Taoiseach and Irish groups locked in that old céilí dance

One step forward, two steps back, around, around and around we go

An Taoiseach Leo Varadkar. photograph: alan betson/the irish times

An Taoiseach Leo Varadkar. photograph: alan betson/the irish times

 

The Irish for ‘honeymoon’ is mí na meala, the month of honey. By my reckoning, new Taoiseach Leo Varadkar’s honeymoon with Irish speakers lasted about 24 hours. His use of Irish – quite passable – on Wednesday when he became Taoiseach was noted by many Irish speakers, widely reported on and welcomed.

His decision to appoint Donegal man, Joe McHugh, to be both Chief Whip and Minister of State for the Gaeltacht drew a glowing press release from the Irish-language advocacy group, Conradh na Gaeilge. They welcomed the appointment, saying it was a step forward.

By Thursday, they had to modify their praise. The Taoiseach’s plan to drop the word ‘Gaeltacht’ from his new Department of Culture was not so welcome and was a “source of concern”. (It was the first time since 1956 that the word ‘Gaeltacht’ had not been given some departmental recognition.)

Former Minsiter of State for the Gaeltacht, Seán Kyne, let it be known on social media that he had raised the matter with the Taoiseach and former Gaeltacht minister, Fianna Fáil TD Éamon Ó Cuív, also decried the decision. Sinn Féin’s Peadar Tóibín, TD, said that the Taoiseach was “diminishing” the importance of the Gaeltacht and the Irish language.
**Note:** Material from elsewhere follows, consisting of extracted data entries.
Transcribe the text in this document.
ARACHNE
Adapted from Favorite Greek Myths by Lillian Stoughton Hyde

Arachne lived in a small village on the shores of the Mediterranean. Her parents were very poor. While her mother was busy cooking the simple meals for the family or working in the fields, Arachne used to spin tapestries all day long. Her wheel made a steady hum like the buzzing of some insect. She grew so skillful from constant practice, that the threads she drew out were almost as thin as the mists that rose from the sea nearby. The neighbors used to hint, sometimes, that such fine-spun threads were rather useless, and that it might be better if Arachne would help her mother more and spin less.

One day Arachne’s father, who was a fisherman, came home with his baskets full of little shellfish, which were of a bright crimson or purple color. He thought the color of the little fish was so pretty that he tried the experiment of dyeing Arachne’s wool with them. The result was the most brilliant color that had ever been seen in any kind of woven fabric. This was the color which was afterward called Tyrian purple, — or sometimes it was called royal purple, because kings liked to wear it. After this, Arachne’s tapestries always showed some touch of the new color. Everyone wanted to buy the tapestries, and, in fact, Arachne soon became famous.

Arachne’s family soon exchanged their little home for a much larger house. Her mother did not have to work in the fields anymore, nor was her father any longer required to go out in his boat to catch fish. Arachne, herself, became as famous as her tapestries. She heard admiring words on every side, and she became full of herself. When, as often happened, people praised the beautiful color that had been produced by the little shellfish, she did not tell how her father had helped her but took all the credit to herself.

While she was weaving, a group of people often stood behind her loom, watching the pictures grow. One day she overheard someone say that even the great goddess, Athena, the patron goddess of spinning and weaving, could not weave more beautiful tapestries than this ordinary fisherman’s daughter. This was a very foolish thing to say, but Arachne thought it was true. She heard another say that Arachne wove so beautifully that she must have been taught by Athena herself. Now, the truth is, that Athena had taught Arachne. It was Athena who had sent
In the meantime, Irish speakers were beginning to wonder how Joe McHugh would find the time to be both Chief Whip and to advance the cause of the (non-existent) Gaeltacht and the Irish language in general.

All this was, of course taking, place against a widespread distrust of the Government’s commitment (or lack thereof) towards the language during the Kenny years.

The journalist Breandán Delap recently wrote an article in the magazine Comhar that Kenny’s term had created an “inhospitable atmosphere” towards Irish. Kenny had, paradoxically, been the Taoiseach who had spoken most Irish while in office but had also managed to do the most damage to the language since the foundation of the State.

Kenny’s language legacy, wrote Delap, was a tenure that saw the appointment of a Minister of State for the Gaeltacht who did not speak Irish (Joe McHugh is back!); the resignation of a Language Commissioner, Seán Ó Cuirreáin, due to a lack of support; the further erosion of Irish in the civil service; and the withdrawal of various financial support schemes.

Delap concluded that Kenny failed in “his moral duty” to make sure that the language was better off when he left office than it had been before he took power.

There are few Irish speakers who would disagree with that assessment from a journalist who is not given to hyperbole or hysteria and is held in very high regard by his peers.

Perhaps, in that light, it is no surprise then that so many Irish speakers are so desperate for a bit of love from the new Taoiseach. Perhaps, equally, it is no surprise that the signals have been so mixed. Afterall, the linguistic landscape which Varadkar inherits is one which he helped shape. His willingness to use Irish while in office will be welcomed. However, what did he do before becoming Taoiseach to argue against the cuts and the “inhospitable atmosphere”?

Not mentioning the Gaeltacht in the new Deparment of Culture will disturb many Irish speakers, both in the Gaeltacht and beyond. (No Gaeltacht? No language!) Against that, the new Taoiseach did undertake a Certificate in Professional Irish course with Gaelchultúr, an Irish-language education provider. That shows some personal commitment.

Nonetheless, the misteps might suggest to many Irish speakers that they will be locked once again in that old céilí dance with the new Taoiseach and his Government: one step forward, two steps back, one step forward, two steps back and around and around and around we go.